肺は、呼吸する上でなくてはならない器官です。主な働きは、空気中の酸素を取り入れ、体の中で産生された二酸化炭素を排出することです。

肺は、心臓の両側に1つずつ存在しています。肺の中は空洞のようなイメージがありますが、実際には、気管支が枝分かれを繰り返して細くなり、その先にブドウの房のように「肺胞」と呼ばれる袋状の形をしたものが、両肺合わせて約3億個存在し、肺を埋め尽くしています。この肺胞1つ1つで酸素と二酸化炭素のガス交換が行われています。

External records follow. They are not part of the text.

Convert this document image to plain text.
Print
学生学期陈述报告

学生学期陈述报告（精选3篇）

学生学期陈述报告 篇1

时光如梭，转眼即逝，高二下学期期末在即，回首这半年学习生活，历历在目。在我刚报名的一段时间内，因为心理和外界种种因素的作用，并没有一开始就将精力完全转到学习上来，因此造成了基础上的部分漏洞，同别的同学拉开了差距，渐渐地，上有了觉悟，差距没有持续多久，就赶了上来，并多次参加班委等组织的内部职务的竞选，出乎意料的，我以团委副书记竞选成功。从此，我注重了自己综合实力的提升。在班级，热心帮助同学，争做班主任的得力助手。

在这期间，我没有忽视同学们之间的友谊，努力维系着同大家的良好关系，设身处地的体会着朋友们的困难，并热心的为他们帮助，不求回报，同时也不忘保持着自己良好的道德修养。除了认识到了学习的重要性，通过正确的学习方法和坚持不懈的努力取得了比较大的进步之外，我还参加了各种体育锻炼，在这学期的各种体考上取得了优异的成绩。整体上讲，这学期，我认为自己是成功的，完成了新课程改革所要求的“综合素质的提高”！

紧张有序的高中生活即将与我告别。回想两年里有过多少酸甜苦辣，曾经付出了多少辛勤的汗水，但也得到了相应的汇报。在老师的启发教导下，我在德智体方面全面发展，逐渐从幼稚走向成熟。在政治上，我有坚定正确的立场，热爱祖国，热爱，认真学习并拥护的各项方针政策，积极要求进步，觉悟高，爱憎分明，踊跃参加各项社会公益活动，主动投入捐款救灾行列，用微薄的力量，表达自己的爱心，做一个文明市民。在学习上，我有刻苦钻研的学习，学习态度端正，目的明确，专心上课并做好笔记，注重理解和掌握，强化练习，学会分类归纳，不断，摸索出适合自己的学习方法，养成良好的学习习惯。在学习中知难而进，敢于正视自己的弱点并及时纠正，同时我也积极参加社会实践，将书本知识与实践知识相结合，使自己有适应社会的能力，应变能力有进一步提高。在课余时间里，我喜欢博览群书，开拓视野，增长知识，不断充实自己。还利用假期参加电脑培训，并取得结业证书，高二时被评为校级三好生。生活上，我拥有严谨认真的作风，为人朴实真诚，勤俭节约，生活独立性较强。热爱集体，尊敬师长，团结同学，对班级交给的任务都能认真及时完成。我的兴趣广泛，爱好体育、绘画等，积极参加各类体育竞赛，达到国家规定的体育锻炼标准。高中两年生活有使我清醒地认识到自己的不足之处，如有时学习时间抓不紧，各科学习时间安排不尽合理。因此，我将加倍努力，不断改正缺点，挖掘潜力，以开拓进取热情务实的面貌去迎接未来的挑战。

1つの袋の大きさは直径0.1mmほどですが、肺胞の表面積を全て合わせると60~70㎡にもなるといわれています。肺胞は、袋状の形を維持することで表面積を確保し、呼吸効率を上げています。

また、肺胞の壁の厚さはわずか0.2~0.6㎛(マイクロメートル:1/1000mm)と非常に薄く、肉眼では確認することはできません。肺胞だけでなく、毛細血管の壁も薄いため、酸素や二酸化炭素が出入りしやすく、ガス交換が可能となるのです。